In the 1990s, the idea was debated again in Parliament, but objections were again made due to the noise
Cannon Street is not the only London station that nearly got a heliport — check out plans for the London Helidrome at Charing Cross.
5. The towers are all that remain of the original station
From the street, the railway station is barely noticeable, its frontage blending in with the surrounding shops and office blocks. But the river view is a different matter. Not only are the twin brick towers Grade II listed, they are the only part of the original station which still remains today, having been part of the 1866 station design by Sir John Hawkshaw and JW Barry.

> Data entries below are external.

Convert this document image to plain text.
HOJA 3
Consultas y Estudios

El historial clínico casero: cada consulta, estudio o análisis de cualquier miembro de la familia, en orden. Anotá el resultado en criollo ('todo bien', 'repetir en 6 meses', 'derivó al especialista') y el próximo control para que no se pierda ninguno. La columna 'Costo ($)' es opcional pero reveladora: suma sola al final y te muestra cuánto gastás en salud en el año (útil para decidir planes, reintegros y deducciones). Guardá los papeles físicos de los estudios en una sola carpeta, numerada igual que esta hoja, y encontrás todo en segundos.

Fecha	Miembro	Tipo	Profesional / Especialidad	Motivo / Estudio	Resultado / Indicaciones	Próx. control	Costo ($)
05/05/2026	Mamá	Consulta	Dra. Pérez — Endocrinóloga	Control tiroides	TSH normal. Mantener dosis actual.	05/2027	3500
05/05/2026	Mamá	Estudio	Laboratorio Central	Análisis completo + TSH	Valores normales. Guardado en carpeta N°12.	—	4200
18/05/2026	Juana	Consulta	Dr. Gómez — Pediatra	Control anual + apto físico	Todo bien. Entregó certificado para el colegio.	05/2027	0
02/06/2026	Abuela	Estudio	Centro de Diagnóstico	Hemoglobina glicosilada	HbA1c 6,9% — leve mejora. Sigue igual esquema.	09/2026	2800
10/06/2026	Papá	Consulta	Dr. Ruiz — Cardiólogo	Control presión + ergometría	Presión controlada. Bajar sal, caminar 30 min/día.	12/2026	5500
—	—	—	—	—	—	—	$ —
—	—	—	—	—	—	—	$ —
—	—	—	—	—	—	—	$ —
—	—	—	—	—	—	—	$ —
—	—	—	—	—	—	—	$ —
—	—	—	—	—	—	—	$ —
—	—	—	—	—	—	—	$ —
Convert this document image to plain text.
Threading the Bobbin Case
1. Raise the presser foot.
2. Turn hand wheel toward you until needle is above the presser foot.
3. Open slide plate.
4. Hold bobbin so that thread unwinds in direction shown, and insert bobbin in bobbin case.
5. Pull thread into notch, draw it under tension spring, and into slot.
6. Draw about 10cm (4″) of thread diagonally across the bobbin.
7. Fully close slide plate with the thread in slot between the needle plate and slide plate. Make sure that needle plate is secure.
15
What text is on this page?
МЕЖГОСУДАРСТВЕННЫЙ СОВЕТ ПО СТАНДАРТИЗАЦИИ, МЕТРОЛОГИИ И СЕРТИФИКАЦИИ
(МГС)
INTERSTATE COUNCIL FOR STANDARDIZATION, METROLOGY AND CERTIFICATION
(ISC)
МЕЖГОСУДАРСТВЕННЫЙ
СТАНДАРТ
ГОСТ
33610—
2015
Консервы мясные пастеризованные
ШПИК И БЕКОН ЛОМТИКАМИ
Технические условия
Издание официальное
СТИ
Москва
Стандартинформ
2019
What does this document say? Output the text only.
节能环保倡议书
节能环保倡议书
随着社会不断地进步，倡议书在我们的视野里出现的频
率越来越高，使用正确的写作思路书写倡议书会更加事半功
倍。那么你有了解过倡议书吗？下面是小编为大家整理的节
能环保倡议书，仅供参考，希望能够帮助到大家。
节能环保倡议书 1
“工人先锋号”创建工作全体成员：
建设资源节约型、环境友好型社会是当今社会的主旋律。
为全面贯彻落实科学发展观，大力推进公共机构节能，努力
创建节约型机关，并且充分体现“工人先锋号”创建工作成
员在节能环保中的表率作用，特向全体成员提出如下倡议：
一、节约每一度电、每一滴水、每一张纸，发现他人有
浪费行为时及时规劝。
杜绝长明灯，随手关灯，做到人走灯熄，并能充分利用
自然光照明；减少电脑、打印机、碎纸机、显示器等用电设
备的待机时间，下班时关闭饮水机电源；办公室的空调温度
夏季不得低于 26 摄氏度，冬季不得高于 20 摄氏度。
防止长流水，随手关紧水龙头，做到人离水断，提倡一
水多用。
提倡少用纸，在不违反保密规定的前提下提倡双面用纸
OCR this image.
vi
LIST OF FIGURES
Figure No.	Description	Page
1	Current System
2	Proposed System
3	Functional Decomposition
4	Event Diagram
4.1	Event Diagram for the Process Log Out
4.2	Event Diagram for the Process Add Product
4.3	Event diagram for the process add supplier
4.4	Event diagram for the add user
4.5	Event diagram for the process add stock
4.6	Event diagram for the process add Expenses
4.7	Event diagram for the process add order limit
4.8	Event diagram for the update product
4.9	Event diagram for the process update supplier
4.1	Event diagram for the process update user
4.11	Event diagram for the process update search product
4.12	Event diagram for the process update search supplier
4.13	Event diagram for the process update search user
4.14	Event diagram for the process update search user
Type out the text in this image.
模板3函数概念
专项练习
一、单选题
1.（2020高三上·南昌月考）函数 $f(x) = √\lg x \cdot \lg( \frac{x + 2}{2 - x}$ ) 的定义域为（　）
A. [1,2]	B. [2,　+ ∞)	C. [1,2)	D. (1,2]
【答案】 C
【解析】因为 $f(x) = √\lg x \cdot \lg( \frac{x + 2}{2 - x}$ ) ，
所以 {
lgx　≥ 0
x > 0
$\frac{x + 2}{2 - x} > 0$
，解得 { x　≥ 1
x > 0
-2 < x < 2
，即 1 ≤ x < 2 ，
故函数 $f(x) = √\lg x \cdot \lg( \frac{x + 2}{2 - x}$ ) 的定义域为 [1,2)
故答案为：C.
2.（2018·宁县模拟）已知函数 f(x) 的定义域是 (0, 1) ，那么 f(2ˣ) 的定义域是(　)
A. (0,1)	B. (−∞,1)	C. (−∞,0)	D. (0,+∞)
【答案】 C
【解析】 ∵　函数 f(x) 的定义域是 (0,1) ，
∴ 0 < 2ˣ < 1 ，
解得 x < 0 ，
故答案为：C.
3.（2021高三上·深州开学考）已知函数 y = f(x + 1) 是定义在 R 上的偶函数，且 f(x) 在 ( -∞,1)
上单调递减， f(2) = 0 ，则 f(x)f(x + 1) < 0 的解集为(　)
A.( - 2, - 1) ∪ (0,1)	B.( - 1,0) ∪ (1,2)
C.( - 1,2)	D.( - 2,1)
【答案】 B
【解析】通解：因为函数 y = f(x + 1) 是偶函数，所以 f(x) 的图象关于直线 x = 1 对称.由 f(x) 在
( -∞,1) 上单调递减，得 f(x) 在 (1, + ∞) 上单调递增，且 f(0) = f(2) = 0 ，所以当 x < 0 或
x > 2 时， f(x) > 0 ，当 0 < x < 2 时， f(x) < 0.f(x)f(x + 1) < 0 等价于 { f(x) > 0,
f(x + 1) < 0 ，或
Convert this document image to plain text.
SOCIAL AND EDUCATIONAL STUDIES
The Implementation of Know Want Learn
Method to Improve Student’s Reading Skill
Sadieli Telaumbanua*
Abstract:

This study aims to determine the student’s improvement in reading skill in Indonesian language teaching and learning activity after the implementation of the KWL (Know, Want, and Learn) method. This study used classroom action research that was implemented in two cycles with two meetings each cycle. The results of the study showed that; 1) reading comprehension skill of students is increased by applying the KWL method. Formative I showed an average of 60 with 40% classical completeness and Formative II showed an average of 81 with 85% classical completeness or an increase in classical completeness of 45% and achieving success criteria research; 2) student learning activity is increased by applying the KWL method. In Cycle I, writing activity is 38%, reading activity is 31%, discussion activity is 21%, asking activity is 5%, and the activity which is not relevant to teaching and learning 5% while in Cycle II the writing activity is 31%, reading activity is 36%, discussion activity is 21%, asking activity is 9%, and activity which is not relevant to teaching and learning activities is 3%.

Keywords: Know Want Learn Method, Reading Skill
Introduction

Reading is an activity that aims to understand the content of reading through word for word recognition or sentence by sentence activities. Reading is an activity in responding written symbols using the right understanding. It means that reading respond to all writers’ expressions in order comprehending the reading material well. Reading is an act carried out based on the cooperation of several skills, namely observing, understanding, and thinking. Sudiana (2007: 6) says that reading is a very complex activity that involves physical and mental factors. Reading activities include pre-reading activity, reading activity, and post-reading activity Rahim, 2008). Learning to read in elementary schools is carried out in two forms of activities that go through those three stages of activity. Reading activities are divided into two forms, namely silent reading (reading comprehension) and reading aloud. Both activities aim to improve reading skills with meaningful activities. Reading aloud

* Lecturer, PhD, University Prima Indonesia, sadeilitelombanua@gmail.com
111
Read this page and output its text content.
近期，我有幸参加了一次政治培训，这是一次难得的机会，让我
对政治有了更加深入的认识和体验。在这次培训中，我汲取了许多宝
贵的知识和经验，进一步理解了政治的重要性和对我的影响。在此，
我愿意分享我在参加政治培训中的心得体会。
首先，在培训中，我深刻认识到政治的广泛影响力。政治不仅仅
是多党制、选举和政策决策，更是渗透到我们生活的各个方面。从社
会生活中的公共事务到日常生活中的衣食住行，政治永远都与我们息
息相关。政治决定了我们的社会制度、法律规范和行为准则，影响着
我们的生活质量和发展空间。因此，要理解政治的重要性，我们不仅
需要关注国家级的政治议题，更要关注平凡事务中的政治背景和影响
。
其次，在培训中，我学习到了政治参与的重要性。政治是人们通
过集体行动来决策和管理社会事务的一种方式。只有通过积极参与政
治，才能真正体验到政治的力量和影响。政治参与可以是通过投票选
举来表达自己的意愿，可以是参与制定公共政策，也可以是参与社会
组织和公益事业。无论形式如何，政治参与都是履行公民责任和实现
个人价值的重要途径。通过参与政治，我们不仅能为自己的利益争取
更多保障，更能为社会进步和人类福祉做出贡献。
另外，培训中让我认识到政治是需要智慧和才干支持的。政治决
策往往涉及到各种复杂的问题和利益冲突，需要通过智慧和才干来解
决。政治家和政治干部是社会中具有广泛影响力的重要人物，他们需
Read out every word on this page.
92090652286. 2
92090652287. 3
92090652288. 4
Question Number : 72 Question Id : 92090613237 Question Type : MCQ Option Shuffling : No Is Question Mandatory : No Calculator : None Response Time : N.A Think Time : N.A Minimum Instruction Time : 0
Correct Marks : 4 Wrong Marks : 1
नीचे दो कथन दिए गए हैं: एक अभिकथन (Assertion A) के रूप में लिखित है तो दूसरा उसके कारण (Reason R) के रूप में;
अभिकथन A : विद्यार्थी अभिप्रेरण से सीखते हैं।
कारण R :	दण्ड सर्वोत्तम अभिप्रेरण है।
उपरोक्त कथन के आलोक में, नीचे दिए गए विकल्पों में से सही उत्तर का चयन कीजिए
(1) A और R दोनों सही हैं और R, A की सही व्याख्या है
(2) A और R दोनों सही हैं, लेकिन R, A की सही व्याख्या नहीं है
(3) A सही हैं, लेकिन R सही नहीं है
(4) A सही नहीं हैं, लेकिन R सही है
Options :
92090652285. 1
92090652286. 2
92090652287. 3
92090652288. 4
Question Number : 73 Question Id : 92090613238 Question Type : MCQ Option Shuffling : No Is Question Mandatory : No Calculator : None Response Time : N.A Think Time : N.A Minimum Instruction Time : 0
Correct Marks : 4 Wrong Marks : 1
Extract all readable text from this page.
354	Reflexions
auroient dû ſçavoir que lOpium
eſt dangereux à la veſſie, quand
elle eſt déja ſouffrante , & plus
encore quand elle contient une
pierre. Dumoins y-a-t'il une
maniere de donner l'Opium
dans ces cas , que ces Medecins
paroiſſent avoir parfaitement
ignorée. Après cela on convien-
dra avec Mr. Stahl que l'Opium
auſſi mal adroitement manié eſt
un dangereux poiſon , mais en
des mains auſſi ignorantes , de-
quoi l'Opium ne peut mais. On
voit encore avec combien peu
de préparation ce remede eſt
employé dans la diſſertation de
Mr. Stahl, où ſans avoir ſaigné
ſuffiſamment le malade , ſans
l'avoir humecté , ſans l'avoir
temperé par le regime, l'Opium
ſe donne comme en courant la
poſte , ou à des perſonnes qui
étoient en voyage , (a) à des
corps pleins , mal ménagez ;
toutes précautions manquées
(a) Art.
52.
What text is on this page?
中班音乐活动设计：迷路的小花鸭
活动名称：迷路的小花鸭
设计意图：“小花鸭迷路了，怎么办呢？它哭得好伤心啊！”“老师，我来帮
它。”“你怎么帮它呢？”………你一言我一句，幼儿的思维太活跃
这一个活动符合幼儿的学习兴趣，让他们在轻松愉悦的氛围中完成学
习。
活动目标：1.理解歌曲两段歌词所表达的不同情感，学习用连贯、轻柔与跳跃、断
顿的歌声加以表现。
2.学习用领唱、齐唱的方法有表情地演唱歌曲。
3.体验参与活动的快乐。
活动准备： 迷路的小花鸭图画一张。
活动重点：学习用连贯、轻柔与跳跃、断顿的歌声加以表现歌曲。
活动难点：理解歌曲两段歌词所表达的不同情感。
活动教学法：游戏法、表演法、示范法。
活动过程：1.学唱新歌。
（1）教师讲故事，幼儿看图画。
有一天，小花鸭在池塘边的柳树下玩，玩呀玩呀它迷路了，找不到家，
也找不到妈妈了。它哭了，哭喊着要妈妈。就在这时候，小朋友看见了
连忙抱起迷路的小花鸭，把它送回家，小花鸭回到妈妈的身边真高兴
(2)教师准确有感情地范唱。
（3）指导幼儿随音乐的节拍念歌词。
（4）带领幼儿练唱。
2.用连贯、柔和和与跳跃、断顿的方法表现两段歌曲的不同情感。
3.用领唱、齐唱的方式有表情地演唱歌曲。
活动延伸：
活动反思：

It has been suggested that during a restoration of the towers in 1986, "the works revealed that the east tower still contained a large water tank which was used during the days of steam traction to replenish locomotives and to power the station hydraulic systems". While we know that the restoration took place, we have been unable to find further evidence of the water tank's existence.
6. It's a bit accident-prone
For such a small station, Cannon Street's had more than its fair share of accidents and mishaps, starting with a signalling error on Boxing Day 1867, which caused 10 injuries but no fatalities. In 1914, a collision and subsequent derailment killed one person, and another collision and derailment injured 12 people in 1961.
Most recently, two people died and more than 500 were injured in 1991 when a train failed to stop as it pulled into a Cannon Street platform, crashing through the buffers. A similar incident had happened in 1919.
7. Some things never change
In a news article reporting on the opening day, the Brighton Gazette made some observations which may sound familiar to 21st century commuters:
Large and convenient though the station is, it proved wholly insufficient of the work required of it, and signalmen and inspectors were hopelessly bewildered by the mass of business thrown on their hands... Some excuse is no doubt to be made for the fact of this being an opening day, but the experience obtained in a few hours of practical working must have convinced the managers that it will be utterly impossible to carry out their original mode of working.
8. It has its own weather system
Ok, there's no actual proof behind this one, but since writing about the quirks of London's train stations, we have again, on multiple occasions, been subject to the Cannon Street microclimate. Anyone else, or is it just us?